The early pioneers of the Seventh-day Adventist Church lived in a world of filth and disease. Before modern health care, ignorance prevailed. Without a knowledge of even the germ theory, people lived considerably fewer years than they do today. Parents could expect on average that only half of their children might survive into adulthood. For James and Ellen White, only two of their four sons reached adulthood.1
Such deplorable conditions meant that it was imperative to pay attention to new developments in health reform that swept across America. People were increasingly suspicious of various forms of “heroic” medicine, which often included toxic treatments that used bloodletting, or poisonous substances such as mercury and even opium. Early Adventists participated in a host of reforms, including health reform. Ellen White simply stated, “We are reformers.”2
As early as 1848 Ellen White received a vision about the dangers of tobacco and other stimulants. This was followed by a much broader and all-encompassing vision in 1863: “I saw,” she wrote, “that it was a sacred duty to attend to our health, and arouse others to their duty. . . . We have a duty to speak, to come out against intemperance of every kind—intemperance in working, in eating, in drinking, and in drugging—and then point them to God’s great medicine: water, pure soft water, for diseases, for health, for cleanliness, and for luxury. . . . I saw that we should not be silent upon the subject of health but should wake up minds to the subject.”3 She also wrote: “The work God requires of us will not shut us away from caring for our health. The more perfect our health, the more perfect will be our labor.”4 Ellen White viewed health as essential to “fit” people for the second coming of Christ.5 After all, “heaven is all health.”6 Thus, Ellen White’s contribution was to integrate health reform into Adventist theology.7
At the foundation of a Seventh-day Adventist philosophy of health was the connection between the physical and the spiritual. This became an Adventist philosophy of wholeness.8 Adventist health reform was far from merely a list of dietary taboos—it was an all-encompassing way of life. Each person has individual needs, and broad health principles must be applied using “common sense.” She warned against fanatics who sought “to regulate the consciences of others by their own rule.”9
An often overlooked aspect of health reform is the connection between the mind and the body. Such mental health, according to Merlin D. Burt, plays an essential role within an Adventist philosophy of health.10 “Mental health,” for Ellen White, results in “mental clearness, calm nerves, a quiet, peaceful spirit like Jesus.”11 Psychology and theology converged for Ellen White. “The two must interplay and, when correctly integrated, provide the most help for the human mind and emotions. For her the true source of mental and emotional health was God the loving Father, Jesus the ‘Great Physician,’ and the Holy Spirit the ‘Counselor.’ ”12
Adventist historians can easily see the deep emotional pain and anguish that Ellen White herself personally suffered during her lifetime. She recognized mental and emotional brokenness.

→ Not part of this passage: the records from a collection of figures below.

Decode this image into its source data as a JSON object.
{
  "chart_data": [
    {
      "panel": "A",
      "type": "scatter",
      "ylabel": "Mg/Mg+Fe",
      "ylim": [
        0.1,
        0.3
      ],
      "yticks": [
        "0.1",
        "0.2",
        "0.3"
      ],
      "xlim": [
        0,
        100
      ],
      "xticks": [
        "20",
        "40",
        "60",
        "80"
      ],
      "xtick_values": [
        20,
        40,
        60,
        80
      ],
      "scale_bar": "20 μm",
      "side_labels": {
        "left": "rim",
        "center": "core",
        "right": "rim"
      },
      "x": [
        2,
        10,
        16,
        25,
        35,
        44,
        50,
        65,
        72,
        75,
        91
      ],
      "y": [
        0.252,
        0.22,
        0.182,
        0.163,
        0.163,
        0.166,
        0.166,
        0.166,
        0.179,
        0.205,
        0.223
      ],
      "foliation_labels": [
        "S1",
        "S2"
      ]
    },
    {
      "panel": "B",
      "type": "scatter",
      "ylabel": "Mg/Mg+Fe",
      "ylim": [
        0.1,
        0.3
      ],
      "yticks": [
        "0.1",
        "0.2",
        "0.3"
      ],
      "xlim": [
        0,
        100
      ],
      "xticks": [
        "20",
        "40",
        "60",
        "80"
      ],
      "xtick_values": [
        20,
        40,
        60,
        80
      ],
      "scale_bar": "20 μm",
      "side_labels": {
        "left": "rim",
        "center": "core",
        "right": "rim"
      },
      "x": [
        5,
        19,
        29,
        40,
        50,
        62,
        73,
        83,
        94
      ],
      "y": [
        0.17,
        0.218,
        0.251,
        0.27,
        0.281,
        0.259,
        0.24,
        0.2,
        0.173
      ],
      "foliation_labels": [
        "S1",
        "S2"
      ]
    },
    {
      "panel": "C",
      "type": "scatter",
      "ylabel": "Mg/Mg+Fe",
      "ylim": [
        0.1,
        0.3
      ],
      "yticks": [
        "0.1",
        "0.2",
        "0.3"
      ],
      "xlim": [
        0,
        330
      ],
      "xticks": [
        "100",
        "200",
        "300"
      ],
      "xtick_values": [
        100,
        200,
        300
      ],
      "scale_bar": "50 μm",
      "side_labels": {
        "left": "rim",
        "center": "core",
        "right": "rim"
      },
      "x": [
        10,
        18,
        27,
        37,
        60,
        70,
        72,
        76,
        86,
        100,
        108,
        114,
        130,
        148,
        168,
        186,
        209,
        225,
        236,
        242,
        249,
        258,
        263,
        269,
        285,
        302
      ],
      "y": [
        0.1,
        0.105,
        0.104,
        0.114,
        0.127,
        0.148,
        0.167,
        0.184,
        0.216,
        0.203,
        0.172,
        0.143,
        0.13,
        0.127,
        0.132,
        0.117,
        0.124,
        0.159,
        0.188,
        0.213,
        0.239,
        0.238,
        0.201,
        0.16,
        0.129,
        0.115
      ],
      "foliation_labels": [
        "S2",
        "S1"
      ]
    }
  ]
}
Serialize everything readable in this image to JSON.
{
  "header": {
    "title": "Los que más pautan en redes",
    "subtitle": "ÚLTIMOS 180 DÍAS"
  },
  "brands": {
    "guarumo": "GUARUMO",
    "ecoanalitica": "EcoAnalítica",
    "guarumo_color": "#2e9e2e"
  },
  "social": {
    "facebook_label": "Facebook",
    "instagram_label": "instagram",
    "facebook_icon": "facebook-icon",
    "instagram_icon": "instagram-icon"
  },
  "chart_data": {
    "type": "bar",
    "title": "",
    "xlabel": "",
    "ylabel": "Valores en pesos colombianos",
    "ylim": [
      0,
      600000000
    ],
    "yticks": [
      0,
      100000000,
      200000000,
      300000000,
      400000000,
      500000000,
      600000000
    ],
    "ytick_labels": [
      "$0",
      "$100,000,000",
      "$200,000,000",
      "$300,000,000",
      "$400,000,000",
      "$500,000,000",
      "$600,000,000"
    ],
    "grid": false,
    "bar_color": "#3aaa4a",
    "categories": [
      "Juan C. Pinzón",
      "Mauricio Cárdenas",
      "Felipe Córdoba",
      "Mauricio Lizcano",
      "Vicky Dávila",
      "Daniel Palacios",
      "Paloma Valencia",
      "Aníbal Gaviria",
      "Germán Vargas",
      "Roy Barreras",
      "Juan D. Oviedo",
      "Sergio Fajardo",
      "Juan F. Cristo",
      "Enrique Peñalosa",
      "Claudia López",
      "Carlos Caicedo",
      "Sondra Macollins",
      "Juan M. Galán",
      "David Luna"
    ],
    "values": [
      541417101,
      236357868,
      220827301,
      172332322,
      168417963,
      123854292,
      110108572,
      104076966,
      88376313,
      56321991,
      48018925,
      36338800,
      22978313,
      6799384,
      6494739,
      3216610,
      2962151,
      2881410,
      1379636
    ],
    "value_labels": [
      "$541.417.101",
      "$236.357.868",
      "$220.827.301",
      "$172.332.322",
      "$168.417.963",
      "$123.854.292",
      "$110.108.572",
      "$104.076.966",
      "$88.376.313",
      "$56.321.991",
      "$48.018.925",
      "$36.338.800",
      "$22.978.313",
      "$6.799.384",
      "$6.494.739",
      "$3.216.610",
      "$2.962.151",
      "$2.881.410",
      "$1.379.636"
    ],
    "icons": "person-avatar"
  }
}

Yet “one of the remarkable characteristics of her work,” adds Burt, “is her consistent optimism that people can recover, no matter how broken they may be.”13
In contrast with her early warnings against early primitive (and dangerous) medical practices, Ellen White took advantage of modern medicine, especially during the latter part of her life. William A. Fagal observes that her own example is instructive. At one point she received X-ray treatments for a cancerous spot on her forehead.14 On another occasion, when queried about using quinine to treat malaria (the only known drug to treat malaria at the time), she stated: “We are expected to do the best we can.”15 Burt concludes that if Ellen White were still “present today, she would probably still argue that natural methods are best where possible but that physiologically based drug therapy has its place.”16
In this same spirit, Ellen White urged that the Seventh-day Adventist Church provide the very best medical training for medical personnel at the College of Medical Evangelists (now Loma Linda University), and that the school should meet the very highest standards required of them.17 Thus, for Ellen White, Adventist health reform was an all-encompassing philosophy of health that connected the mind and body together. She prioritized natural remedies and a healthful lifestyle, but was not afraid to take advantage of modern medical expertise when natural treatments were not enough.
Michael W. Campbell, Ph.D., is associate professor of Historical and Theological Studies, and editor of the Journal of Asia Adventist Seminary at the Adventist International Institute of Advanced Studies in the Philippines.